Como no samba "Cartão de identidade", de Jorge Carioca e Djalma Crill, há algumas décadas que, ao recitar aqueles nove números, eu mostrava minha identidade pra toda gente. De certa forma, eu era aquele número que decorei ao fazer o vestibular: o medo de errar na hora de preencher a ficha era tamanho que repeti várias vezes a combinação de algarismos.

O CPF veio depois. Essa outra forma de identificação não era tão banal. Representava uma espécie de entrada na vida adulta e no mercado de trabalho; no caso dos homens, vestia uniforme ou terno e gravata.

Lembro que o número definido pela Receita era impresso num cartão específico, o CIC, Cadastro de Identificação do Contribuinte.Ter um CPF num CIC era um sinal de que aquele rapaz ou aquela moça tinha crescido, já labutava, seria obrigado(a) a declarar imposto de renda. 

Há uns 20 anos, a proposta de adoção de um número único de identificação foi abortada pela pressão de grupos que viam na iniciativa uma forma de controle estatal sobre o cidadão. Mas a internet e as redes sociais tornaram o argumento obsoleto, nós mesmos tratamos de entregar praticamente todos os nossos dados para governos e grandes empresas.

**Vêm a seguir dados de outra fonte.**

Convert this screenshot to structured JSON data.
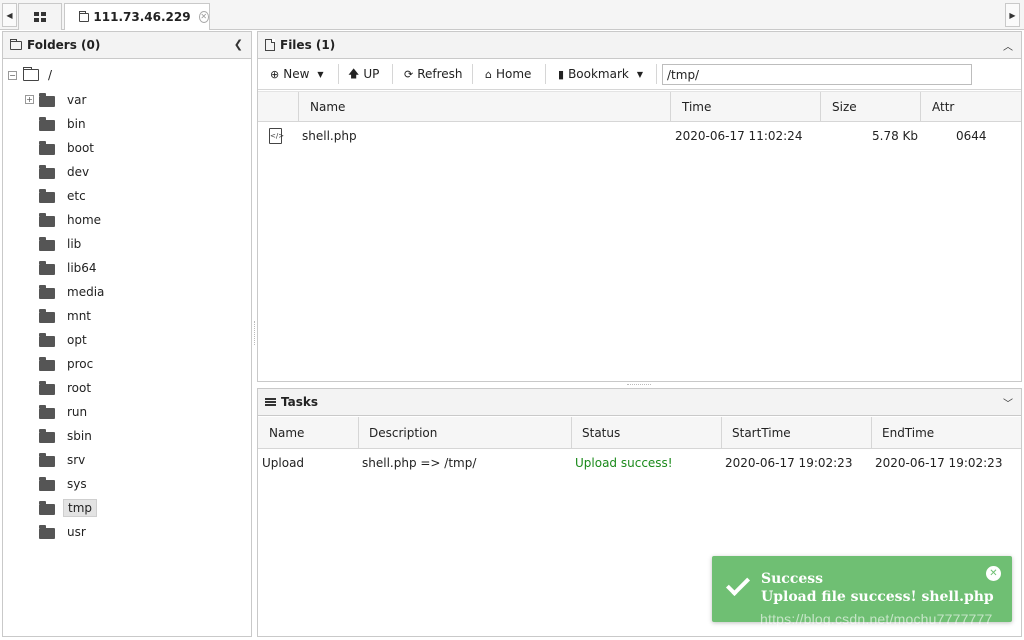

E, assim, os tais nove algarismos foram perdendo a razão de ser e acabaram jogados na lata do lixo da burocracia pátria. Vão continuar vivos em alguns formulários e contratos, como um paciente terminal que respira por aparelhos. Mas, aos poucos, perderão utilidade e sentido; ficarão, no meu caso, associados ao garoto de cabelos castanhos, fartos e encaracolados que formavam uma espécie de escultura sobre a minha cabeça.

Adeus, querido companheiro que confirmou minha existência ao longo de tanto tempo. Você acabou derrotado por uma espécie de primo rico e fortão, mais ligado ao nosso bolso do que à nossa existência física — era previsível que se tratava de uma batalha perdida.